Two wires of different densities but same area of cross section are soldered together at one end and are stretched to a tension T. The velocity of a transverse wave in the first wire is double of that in the second wire. Find the ratio of the density of the first wire to that of the second wire.
Solution
Let:
m = Mass per unit length of the first wire
a = Area of the cross section
ρ = Density of the wire
T = Tension
Let the velocity of the first string be v1.
Thus, we have:
\[\nu_1 = \sqrt{\left( \frac{T}{m_1} \right)}\]

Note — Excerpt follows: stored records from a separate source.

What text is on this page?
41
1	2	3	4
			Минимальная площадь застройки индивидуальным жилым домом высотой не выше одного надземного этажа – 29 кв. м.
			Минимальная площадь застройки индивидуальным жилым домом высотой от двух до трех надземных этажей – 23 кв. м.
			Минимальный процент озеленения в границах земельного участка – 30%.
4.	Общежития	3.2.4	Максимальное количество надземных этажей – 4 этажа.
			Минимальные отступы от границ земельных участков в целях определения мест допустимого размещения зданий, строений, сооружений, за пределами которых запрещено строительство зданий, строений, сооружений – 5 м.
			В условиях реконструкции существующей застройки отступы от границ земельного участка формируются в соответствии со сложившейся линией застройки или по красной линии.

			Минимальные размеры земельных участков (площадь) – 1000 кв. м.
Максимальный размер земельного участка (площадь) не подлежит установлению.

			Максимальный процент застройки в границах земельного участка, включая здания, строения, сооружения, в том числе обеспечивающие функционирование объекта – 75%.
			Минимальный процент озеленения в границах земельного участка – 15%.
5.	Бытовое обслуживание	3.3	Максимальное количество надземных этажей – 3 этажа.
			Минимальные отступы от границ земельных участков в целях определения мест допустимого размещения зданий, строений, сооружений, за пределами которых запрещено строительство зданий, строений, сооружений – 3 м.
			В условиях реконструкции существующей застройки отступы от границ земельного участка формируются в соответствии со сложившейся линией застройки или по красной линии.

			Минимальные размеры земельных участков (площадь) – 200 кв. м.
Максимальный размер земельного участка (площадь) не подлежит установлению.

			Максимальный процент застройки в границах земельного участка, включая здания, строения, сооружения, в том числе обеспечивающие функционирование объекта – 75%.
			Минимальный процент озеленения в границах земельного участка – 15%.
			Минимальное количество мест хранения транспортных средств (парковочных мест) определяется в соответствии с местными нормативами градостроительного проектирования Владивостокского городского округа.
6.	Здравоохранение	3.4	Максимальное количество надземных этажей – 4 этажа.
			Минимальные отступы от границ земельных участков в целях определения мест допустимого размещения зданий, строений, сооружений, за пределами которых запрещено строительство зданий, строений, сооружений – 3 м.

The mass per unit length can be given as
\[m_1 = \left( \frac{\rho_1 a_1 I_1}{I_1} \right) = \rho_1 a_1 \]
\[ \Rightarrow \nu_1 = \sqrt{\left( \frac{T}{\rho_1 a_1} \right)} . . . (1)\]
Let the velocity of the first string be v2.
Thus, we have:
\[\nu_2 = \sqrt{\left( \frac{T}{m_2} \right)}\]
\[ \Rightarrow \nu_2 = \sqrt{\left( \frac{T}{\rho_2 a_2} \right)} . . . (2)\]
Given,
\[\nu_1 = 2 \nu_2 \]
\[ \Rightarrow \sqrt{\left( \frac{T}{a_1 \rho_1} \right)} = 2\sqrt{\left( \frac{T}{a_2 \rho_2} \right)}\]
\[ \Rightarrow \left( \frac{T}{a_1 \rho_1} \right) = 4 \left( \frac{T}{a_2 \rho_2} \right)\]
\[ \Rightarrow \frac{\rho_1}{\rho_2} = \frac{1}{4}\]
\[ \Rightarrow \rho_1 : \rho_2 = 1: 4\]